11. Research by Lantra, a skills council for environmental and land-based industries, has forecast that 60,000 new entrants are needed in agriculture in the next decade to maintain food supplies. The urgency is underlined by UN forecasts that food production must rise by at least 50% by 2050 to keep pace with global population growth. Although British policies concentrate on reducing wastage Britain urgently needs to tackle it by dietary reform to relieve the pressure on wastefully and excessive demands on its land – now increasing in value at a great rate for more profitable purposes, eg housing and production of biofuels and other sources of green energy.
12. The Times observes: “The UK industry no longer relies on casual laborers with a fork to spread muck. Today they need to work with precision machinery and computers, identify diseases in plants and animals and know how to treat them. They must understand how to look after the land in the greenest way, cope with the red tape for cash handouts, keep meticulous records on animal movements and ensure livestock can be tracked from farm to plate. More than 50% of farm jobs require at least 2 years’ training, but farmers such as Mr Hickson have no idea where to find these young people.”

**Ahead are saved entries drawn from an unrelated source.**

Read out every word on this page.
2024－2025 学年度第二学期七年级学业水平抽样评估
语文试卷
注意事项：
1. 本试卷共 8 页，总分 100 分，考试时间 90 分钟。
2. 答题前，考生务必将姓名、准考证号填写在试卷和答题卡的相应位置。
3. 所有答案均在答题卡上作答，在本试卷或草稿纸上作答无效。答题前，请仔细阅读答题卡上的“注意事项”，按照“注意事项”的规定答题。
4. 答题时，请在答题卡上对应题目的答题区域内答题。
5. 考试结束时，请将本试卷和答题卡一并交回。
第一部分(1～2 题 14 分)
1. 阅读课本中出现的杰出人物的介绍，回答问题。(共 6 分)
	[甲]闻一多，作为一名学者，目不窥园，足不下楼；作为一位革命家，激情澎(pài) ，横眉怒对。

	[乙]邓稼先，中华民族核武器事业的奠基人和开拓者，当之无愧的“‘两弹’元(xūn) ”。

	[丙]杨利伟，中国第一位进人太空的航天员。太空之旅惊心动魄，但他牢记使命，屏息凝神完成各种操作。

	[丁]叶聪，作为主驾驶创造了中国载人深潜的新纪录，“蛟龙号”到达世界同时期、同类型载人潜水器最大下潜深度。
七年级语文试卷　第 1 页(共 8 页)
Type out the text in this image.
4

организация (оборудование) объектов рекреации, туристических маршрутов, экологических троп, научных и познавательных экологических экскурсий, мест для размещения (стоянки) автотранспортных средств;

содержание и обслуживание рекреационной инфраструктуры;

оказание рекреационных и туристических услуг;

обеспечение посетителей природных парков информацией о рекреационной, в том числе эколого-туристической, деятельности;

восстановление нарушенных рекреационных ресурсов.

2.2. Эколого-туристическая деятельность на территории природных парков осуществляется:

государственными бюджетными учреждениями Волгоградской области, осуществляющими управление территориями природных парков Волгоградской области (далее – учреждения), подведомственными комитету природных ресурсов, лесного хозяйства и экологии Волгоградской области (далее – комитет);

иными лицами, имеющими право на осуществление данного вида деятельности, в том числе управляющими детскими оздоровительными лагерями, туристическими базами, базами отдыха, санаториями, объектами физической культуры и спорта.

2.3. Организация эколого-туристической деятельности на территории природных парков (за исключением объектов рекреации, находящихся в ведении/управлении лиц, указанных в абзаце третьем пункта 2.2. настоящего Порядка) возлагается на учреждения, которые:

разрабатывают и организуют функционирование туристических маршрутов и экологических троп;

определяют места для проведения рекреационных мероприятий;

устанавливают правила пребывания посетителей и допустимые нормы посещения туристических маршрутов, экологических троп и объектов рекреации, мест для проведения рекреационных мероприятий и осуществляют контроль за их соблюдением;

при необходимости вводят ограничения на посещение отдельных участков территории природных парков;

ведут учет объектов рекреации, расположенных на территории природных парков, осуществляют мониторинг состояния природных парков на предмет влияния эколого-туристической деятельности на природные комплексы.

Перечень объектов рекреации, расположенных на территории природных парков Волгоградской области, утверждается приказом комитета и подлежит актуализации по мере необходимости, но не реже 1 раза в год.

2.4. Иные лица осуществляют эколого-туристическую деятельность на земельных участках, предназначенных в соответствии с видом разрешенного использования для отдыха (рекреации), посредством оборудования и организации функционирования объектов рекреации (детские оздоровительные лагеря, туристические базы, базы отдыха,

13. Mr Hickson explains: “It is not that we haven’t tried…… finding locals. Young lads are difficult and want to go on the beer all night with their mates, but we have to be up to start milking at 5.30am….For us, reliability is better than ability. We can train them to be able, but they have to come with the right frame of mind.
14. Mr Gavila, 48, arrived 3 years ago. He was joined last year by Mr Gonzales, 34. Both speak good English and are qualified in animal science. They talk to the cattle in Filipino, but whistle to them to round them up for milking. The story is full of lessons in farming policies, but is receiving too little attention in matters that deserve consideration and careful discussion such as has been prompted by our motto Grow Food, not Feed and solutions exemplified by our Portfolio of Eating Plans to set the farm-to-plate policies for Salutary Food from Salubrious Farming. Highly mechanized dairy-farming with sanitized cows in zero-grazed and feed-lot conditions fulfil few of the conditions consumers expect of the milk of human kindness.